Nach dem Grat wird das Gelände wieder gemäßigt. Gut die Hälfte der Strecke hat man an dieser Stelle bereits bewältigt, ein paar Höhenmeter müssen aber noch überwunden werden, bevor man das Bosensteiner Eck und somit den höchsten Punkt der Tour erreicht hat. Hier befindet sich auch das Gasthaus Bosenstein, die einzige Einkehrmöglichkeit an der Strecke. Mittwoch ist Ruhetag!

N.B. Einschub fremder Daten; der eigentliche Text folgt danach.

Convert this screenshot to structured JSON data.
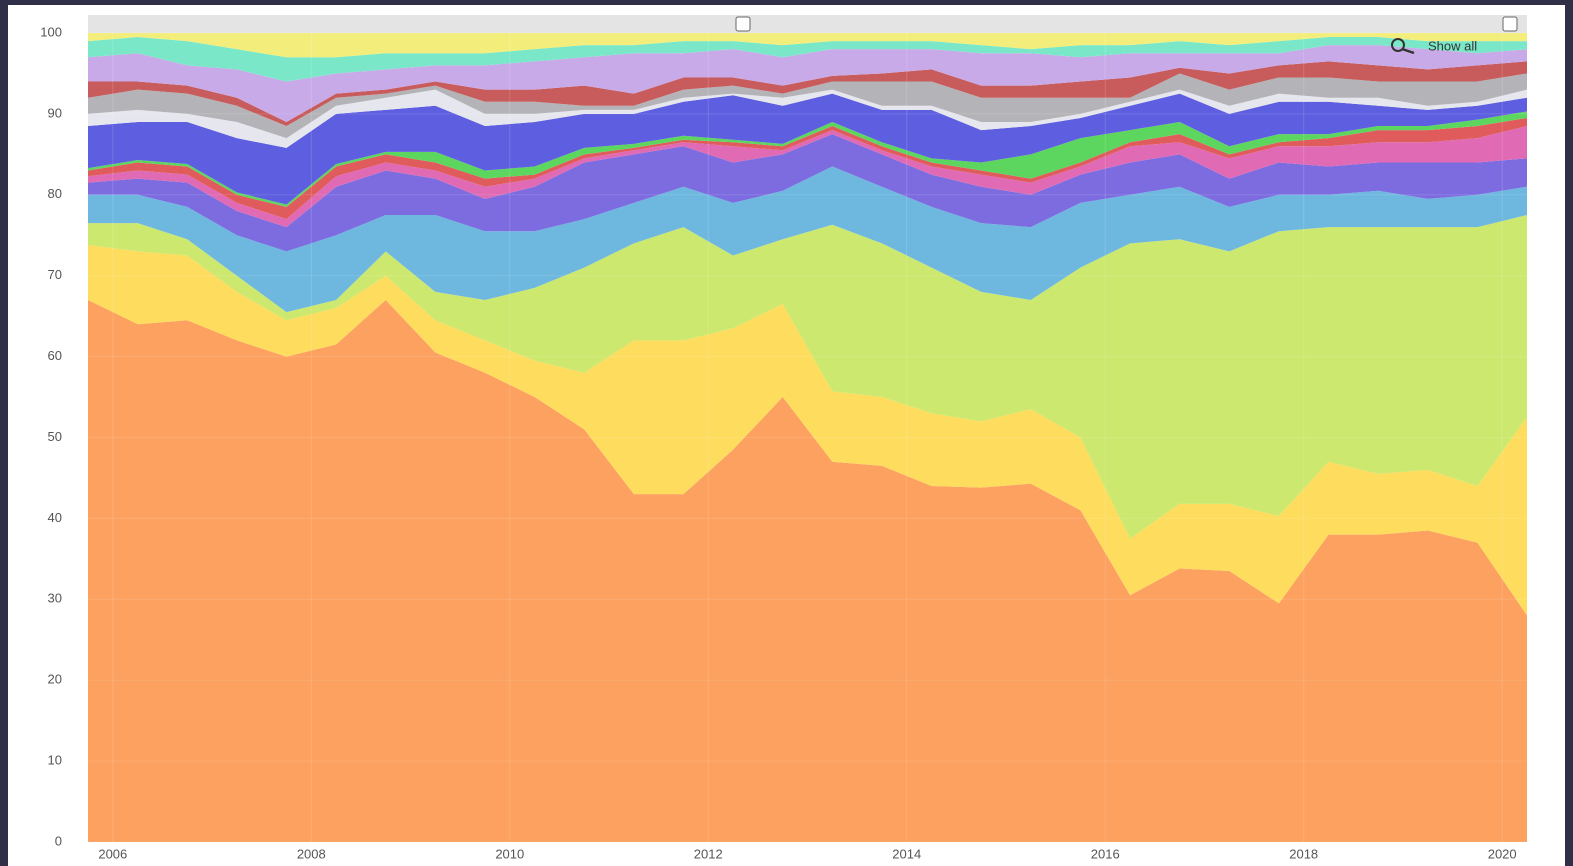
{
  "chart_data": {
    "type": "stacked_area",
    "zoom_button": "Show all",
    "x": [
      2005.75,
      2006.25,
      2006.75,
      2007.25,
      2007.75,
      2008.25,
      2008.75,
      2009.25,
      2009.75,
      2010.25,
      2010.75,
      2011.25,
      2011.75,
      2012.25,
      2012.75,
      2013.25,
      2013.75,
      2014.25,
      2014.75,
      2015.25,
      2015.75,
      2016.25,
      2016.75,
      2017.25,
      2017.75,
      2018.25,
      2018.75,
      2019.25,
      2019.75,
      2020.25
    ],
    "xlim": [
      2005.75,
      2020.25
    ],
    "xticks": [
      2006,
      2008,
      2010,
      2012,
      2014,
      2016,
      2018,
      2020
    ],
    "ylim": [
      0,
      100
    ],
    "yticks": [
      0,
      10,
      20,
      30,
      40,
      50,
      60,
      70,
      80,
      90,
      100
    ],
    "grid": true,
    "series": [
      {
        "color": "#fca160",
        "values": [
          67,
          64,
          64.5,
          62,
          60,
          61.5,
          67,
          60.5,
          58,
          55,
          51,
          43,
          43,
          48.5,
          55,
          47,
          46.5,
          44,
          43.8,
          44.3,
          41,
          30.5,
          33.8,
          33.5,
          29.5,
          38,
          38,
          38.5,
          37,
          28
        ]
      },
      {
        "color": "#fddc5e",
        "values": [
          6.8,
          9,
          8,
          6,
          4.5,
          4.5,
          3,
          4,
          4,
          4.5,
          7,
          19,
          19,
          15,
          11.5,
          8.7,
          8.5,
          9,
          8.2,
          9.2,
          9,
          7,
          8,
          8.3,
          10.8,
          9,
          7.5,
          7.5,
          7,
          24.5
        ]
      },
      {
        "color": "#cde86e",
        "values": [
          2.7,
          3.5,
          2,
          2,
          1,
          1,
          3,
          3.5,
          5,
          9,
          13,
          12,
          14,
          9,
          8,
          20.6,
          19,
          18,
          16,
          13.5,
          21,
          36.5,
          32.7,
          31.2,
          35.2,
          29,
          30.5,
          30,
          32,
          25
        ]
      },
      {
        "color": "#6eb8e0",
        "values": [
          3.5,
          3.5,
          4,
          5,
          7.5,
          8,
          4.5,
          9.5,
          8.5,
          7,
          6,
          5,
          5,
          6.5,
          6,
          7.2,
          7,
          7.5,
          8.5,
          9,
          8,
          6,
          6.5,
          5.5,
          4.5,
          4,
          4.5,
          3.5,
          4,
          3.5
        ]
      },
      {
        "color": "#7d6ce0",
        "values": [
          1.5,
          2,
          3,
          3,
          3,
          6,
          5.5,
          4.5,
          4,
          5.5,
          7,
          6,
          5,
          5,
          4.5,
          4,
          4,
          4,
          4.5,
          4,
          3.5,
          4,
          4,
          3.5,
          4,
          3.5,
          3.5,
          4.5,
          4,
          3.5
        ]
      },
      {
        "color": "#e06ab4",
        "values": [
          0.8,
          1,
          1,
          1,
          1,
          1.3,
          1,
          1,
          1.5,
          1,
          0.5,
          0.5,
          0.5,
          2,
          0.5,
          0.5,
          0.5,
          1,
          1.5,
          1.5,
          1,
          2,
          1.5,
          2.5,
          2,
          2.5,
          2.5,
          2.5,
          3,
          4
        ]
      },
      {
        "color": "#e05c5c",
        "values": [
          0.7,
          1,
          1,
          1,
          1.5,
          1.2,
          1,
          1,
          1,
          0.5,
          0.5,
          0.3,
          0.3,
          0.5,
          0.5,
          0.5,
          0.5,
          0.5,
          0.5,
          0.5,
          0.5,
          0.5,
          1,
          0.5,
          0.5,
          1,
          1.5,
          1.5,
          1.5,
          1
        ]
      },
      {
        "color": "#5cd65e",
        "values": [
          0.3,
          0.3,
          0.3,
          0.3,
          0.3,
          0.3,
          0.3,
          1.3,
          1,
          1,
          0.8,
          0.5,
          0.5,
          0.3,
          0.3,
          0.5,
          0.5,
          0.5,
          1,
          3,
          3,
          1.5,
          1.5,
          1,
          1,
          0.5,
          0.5,
          0.5,
          0.8,
          0.8
        ]
      },
      {
        "color": "#5e5ee0",
        "values": [
          5.2,
          4.7,
          5.2,
          6.7,
          7,
          6.2,
          5.2,
          5.7,
          5.5,
          5.5,
          4.2,
          3.7,
          4.2,
          5.5,
          4.7,
          3.5,
          4,
          6,
          4,
          3.5,
          2.5,
          3,
          3.5,
          4,
          4,
          4,
          2.5,
          2,
          1.7,
          1.7
        ]
      },
      {
        "color": "#e6e6ee",
        "values": [
          1.5,
          1.5,
          1,
          2,
          1.2,
          1,
          1.5,
          2,
          1.5,
          1,
          0.5,
          0.5,
          0.5,
          0.2,
          1,
          0.5,
          0.5,
          0.5,
          1,
          0.5,
          0.5,
          0.5,
          0.5,
          1,
          1,
          0.5,
          1,
          0.5,
          0.5,
          1
        ]
      },
      {
        "color": "#b4b4b8",
        "values": [
          2,
          2.5,
          2.5,
          2,
          1.5,
          1,
          0.5,
          0.5,
          1.5,
          1.5,
          0.5,
          0.5,
          1,
          1,
          0.5,
          1,
          3,
          3,
          3,
          3,
          2,
          0.5,
          2,
          2,
          2,
          2.5,
          2,
          3,
          2.5,
          2
        ]
      },
      {
        "color": "#c85c5c",
        "values": [
          2,
          1,
          1,
          1,
          0.5,
          0.5,
          0.5,
          0.5,
          1.5,
          1.5,
          2.5,
          1.5,
          1.5,
          1,
          1,
          0.7,
          1,
          1.5,
          1.5,
          1.5,
          2,
          2.5,
          0.7,
          2,
          1.5,
          2,
          2,
          1.5,
          2,
          1.5
        ]
      },
      {
        "color": "#c8aae8",
        "values": [
          3,
          3.5,
          2.5,
          3.5,
          5,
          2.5,
          2.5,
          2,
          3,
          3.5,
          3.5,
          5,
          3,
          3.5,
          3.5,
          3.3,
          3,
          2.5,
          4,
          4,
          3,
          3,
          1.8,
          2.5,
          1.5,
          2,
          2.5,
          2.5,
          1.5,
          1.5
        ]
      },
      {
        "color": "#7ae8c8",
        "values": [
          2,
          2,
          3,
          2.5,
          3,
          2,
          2,
          1.5,
          1.5,
          1.5,
          1.5,
          1,
          1.5,
          1,
          1.5,
          1,
          1,
          1,
          1,
          0.5,
          1.5,
          1,
          1.5,
          1,
          1.5,
          1,
          1,
          1,
          1.5,
          1
        ]
      },
      {
        "color": "#f3ee7c",
        "values": [
          1,
          0.5,
          1,
          2,
          3,
          3,
          2.5,
          2.5,
          2.5,
          2,
          1.5,
          1.5,
          1,
          1,
          1.5,
          1,
          1,
          1,
          1.5,
          2,
          1.5,
          1.5,
          1,
          1.5,
          1,
          0.5,
          0.5,
          1,
          1,
          1
        ]
      }
    ]
  }
}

Ab hier wird der Weg gemütlich, überwiegend abfallend geht es zunächst in offenem Gelände an Weiden und Wiesen entlang zum Brennte Schrofen. Wer noch nicht genug Panorama abbekommen hat, kann das hier nachholen, denn der Ausblick ist bei guter Sicht einfach herrlich. Darüber hinaus gibt es hier eine kleine Schutzhütte, die regelrecht dazu auffordert die mitgebrachte Brotzeit zu verzehren. Der Rest des Weges läuft sich dann wie von selbst. Über breitere und schmalere Wanderwege gelangt man gemütlich auf den verbleibenden 3,5 Kilometern zurück zum Ausgangspunkt.

Infos und allgemeine Tipps

Wie bereits erwähnt, handelt es sich bei dieser Wanderung um eine ausgeschilderte Rundtour. Somit sind Orientierung und Wegfindung recht einfach. Vorabinformationen gibt es beim Tourismusbüro in Ottenhöfen und im Netz. Trotz guter Beschilderung empfiehlt es sich, eine geeignete Wanderkarte mitzuführen. Die Karten vom Landesvermessungsamt Baden-Württemberg oder vom Kompassverlag sind hierzu bestens geeignet. Die An- und Abreise ist problemlos mit öffentlichen Verkehrsmitteln oder dem eigenen PKW zu bewältigen. Wer nicht nur für einen Tag bleiben, sondern ein Wochenende oder die Ferien in dieser Region verbringen möchte, wird in und um Ottenhöfen zahlreiche Übernachtungsmöglichkeiten und Freizeitangebote finden.

Was uns von dieser Runde bleibt…

Der Karlsruher Grat und auch die Edelfrauengrab-Wasserfälle sind für Groß und Klein ein echtes Erlebnis. Die Strecke ist nicht immer ganz leicht zu bewältigen, aber genau das bringt auch ein wenig Abwechslung. Die Landschaft ist einfach toll und an den ausgesetzten Punkten wird man immer wieder mit einer tollen Fernsicht belohnt. Wir hatten jedenfalls viel Spaß und können diese Tour nur empfehlen.

Schild





2 Kommentare »

  1. Hans-Joachim — 1. November 2014 @ 17:38

    Liebe Lisa, in den letzten Wochen bin ich mehrfach mit Freunden aus Karlsruhe im Ahrtal gewandert. Sie erzählten mir des öfteren vom Karlsruher Grat und luden mich ein, doch mal in den Süden zu kommen und mit ihnen die Tour zu machen. Und prompt postest Du hier eine Beschreibung dieser wunderschönen Strecke. Du hast recht anschaulich die Herausforderungen dieses Weges deutlich gemacht. Insgesamt eine packende Schilderung, die Lust macht, auch mal den Grat zu begehen. Danke.

    Hans-Joachim

  2. Lisa — 3. November 2014 @ 20:47

    Hallo Hans-Joachim,

    vielen Dank für dein positives Feeback. Es freut mich, dass dir mein Artikel gefällt. Falls du den Grat nicht ohnehin schon erklommen hast, viel Spaß bei deiner Tour.